Burari deaths: Relatives dismiss 'religious angle', suspect foul play
New Delhi, July 1: A relative of the 11 members of a family who were found dead under mysterious circumstances at their home in north Delhi's Burari suspected foul play in the incident, saying that "they were educated people and not superstitious".
Ketan Nagpal, whose maternal grandmother was one of the deceased, alleged that they were killed and dismissed the police theory that it could be a case of "suicide pact". He said it was a prosperous family. "They were not facing any financial issues and had not taken even a single loan. Everything was fine. Why would they kill themselves?" he said.
Nagpal contended that even if they had to commit suicide, they would not have covered their faces and taped their mouth. Another relative said they had spoken to the family last night. They sounded "normal" and did not show any signs of depression, he added.

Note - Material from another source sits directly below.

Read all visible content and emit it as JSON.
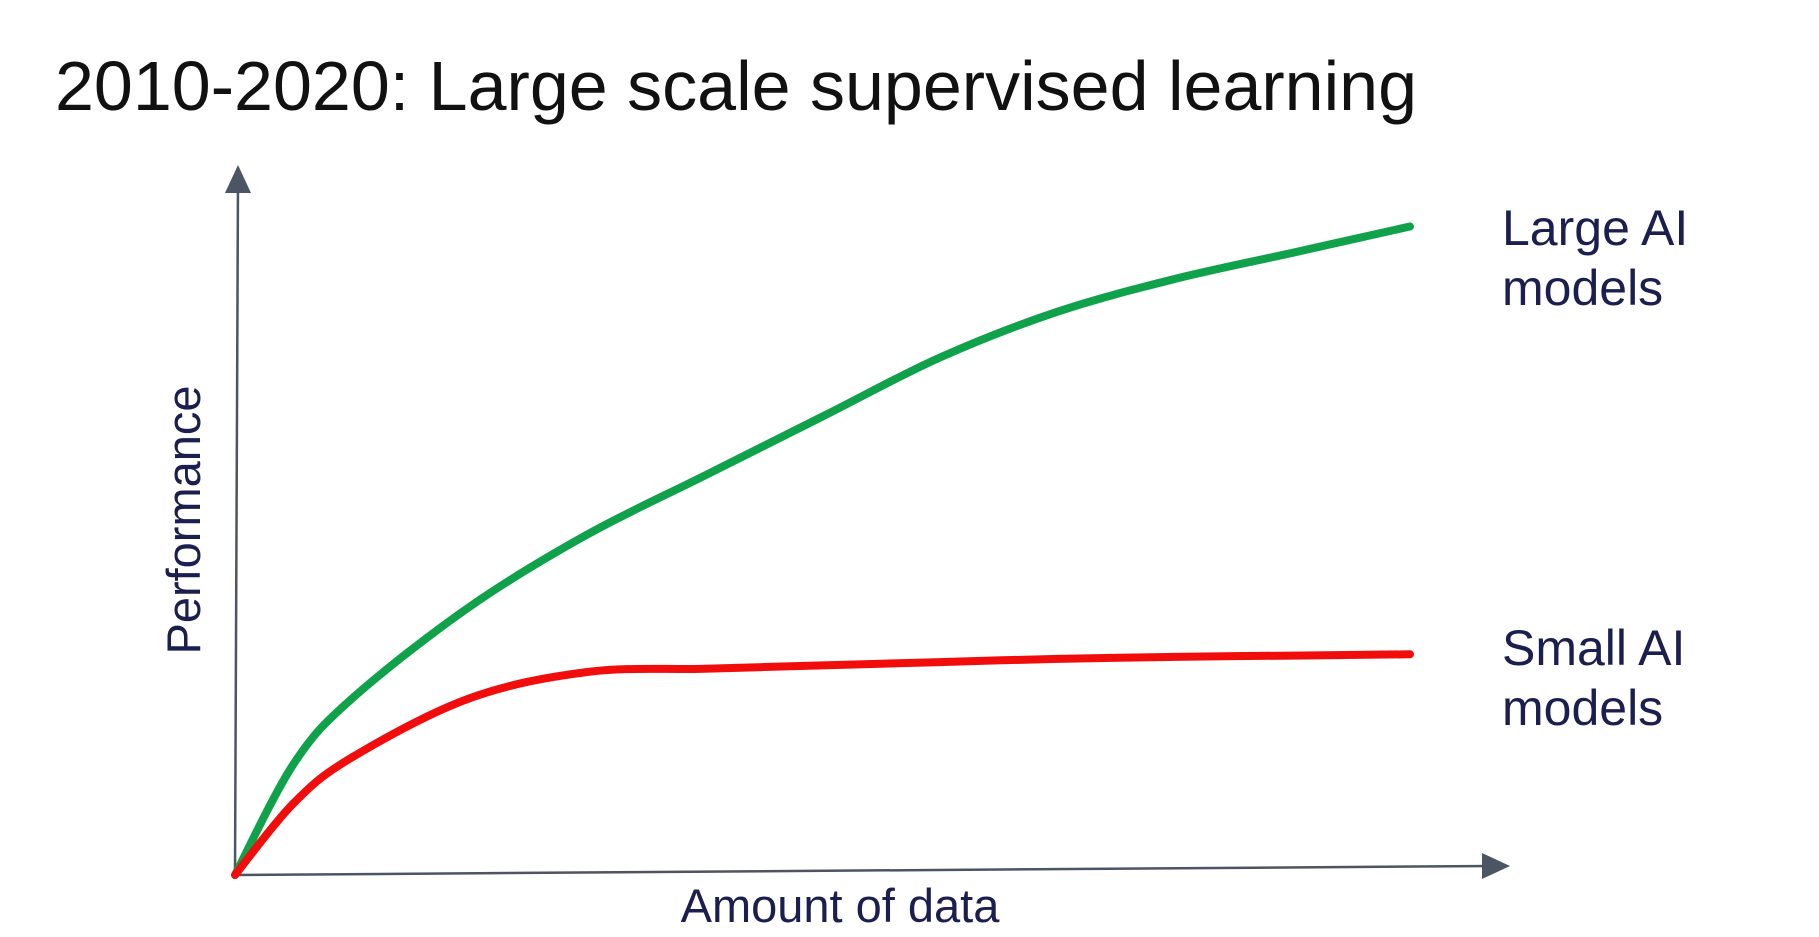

"The family did not have enmity with anyone. But we suspect someone killed them," he alleged. The relatives claimed that there was no "religious angle" linked to the deaths. "They believed in God but who believes in such things (referring to handwritten notes talking about salvation). They were educated people and not superstitious," said one of the relatives.

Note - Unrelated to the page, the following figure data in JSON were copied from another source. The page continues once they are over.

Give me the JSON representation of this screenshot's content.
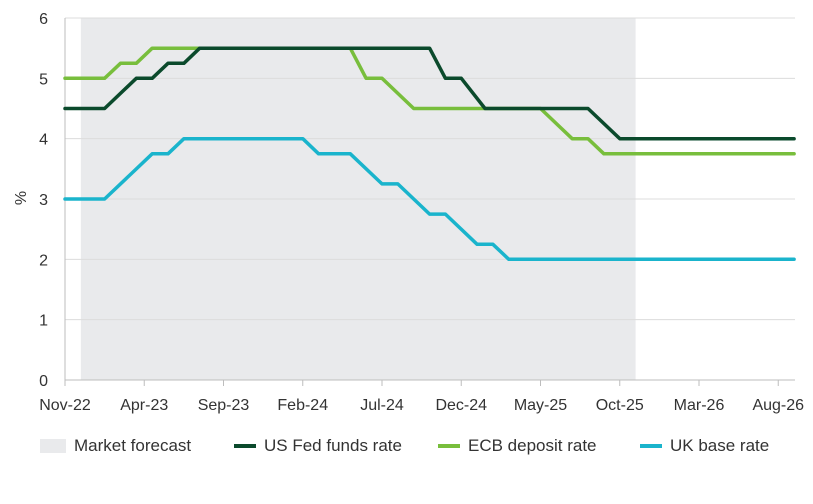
{
  "chart_data": {
    "type": "line",
    "ylabel": "%",
    "ylim": [
      0,
      6
    ],
    "yticks": [
      0,
      1,
      2,
      3,
      4,
      5,
      6
    ],
    "grid": true,
    "x_tick_labels": [
      "Nov-22",
      "Apr-23",
      "Sep-23",
      "Feb-24",
      "Jul-24",
      "Dec-24",
      "May-25",
      "Oct-25",
      "Mar-26",
      "Aug-26"
    ],
    "x_start": "Nov-22",
    "x_months_total": 46,
    "forecast_region": {
      "label": "Market forecast",
      "start_month": 1,
      "end_month": 36,
      "color": "#e9eaec"
    },
    "series": [
      {
        "name": "US Fed funds rate",
        "color": "#0b4a2c",
        "points": [
          [
            0,
            4.5
          ],
          [
            2.5,
            4.5
          ],
          [
            4.5,
            5
          ],
          [
            5.5,
            5
          ],
          [
            6.5,
            5.25
          ],
          [
            7.5,
            5.25
          ],
          [
            8.5,
            5.5
          ],
          [
            21,
            5.5
          ],
          [
            23,
            5.5
          ],
          [
            24,
            5
          ],
          [
            25,
            5
          ],
          [
            26.5,
            4.5
          ],
          [
            33,
            4.5
          ],
          [
            35,
            4
          ],
          [
            46,
            4
          ]
        ]
      },
      {
        "name": "ECB deposit rate",
        "color": "#78be3c",
        "points": [
          [
            0,
            5
          ],
          [
            2.5,
            5
          ],
          [
            3.5,
            5.25
          ],
          [
            4.5,
            5.25
          ],
          [
            5.5,
            5.5
          ],
          [
            18,
            5.5
          ],
          [
            19,
            5
          ],
          [
            20,
            5
          ],
          [
            22,
            4.5
          ],
          [
            30,
            4.5
          ],
          [
            32,
            4
          ],
          [
            33,
            4
          ],
          [
            34,
            3.75
          ],
          [
            46,
            3.75
          ]
        ]
      },
      {
        "name": "UK base rate",
        "color": "#1ab4cc",
        "points": [
          [
            0,
            3
          ],
          [
            2.5,
            3
          ],
          [
            5.5,
            3.75
          ],
          [
            6.5,
            3.75
          ],
          [
            7.5,
            4
          ],
          [
            15,
            4
          ],
          [
            16,
            3.75
          ],
          [
            18,
            3.75
          ],
          [
            20,
            3.25
          ],
          [
            21,
            3.25
          ],
          [
            23,
            2.75
          ],
          [
            24,
            2.75
          ],
          [
            26,
            2.25
          ],
          [
            27,
            2.25
          ],
          [
            28,
            2
          ],
          [
            46,
            2
          ]
        ]
      }
    ]
  }
}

Police found handwritten notes which indicated a "religious or spiritual angle" to the deaths. A police officer said a probe will be conducted to find "if the family indulged in occult practices" or they followed "any godman".
The deceased were identified as Narayan Devi (77), who was found dead on the floor, her daughter Pratibha (57), her two sons Bhavnesh (50) and Lalit Bhatia (45). Bhavnesh's wife Savita (48) and their three children - Meenu (23), Nidhi (25) and Dhruv (15).
Lalit Bhatia's wife Tina (42) and their 15-year-old son Shivam were also among those found dead. Pratibha's daughter Priyanka (33), who was engaged last month and would have married by the end of this year, was also found hanging.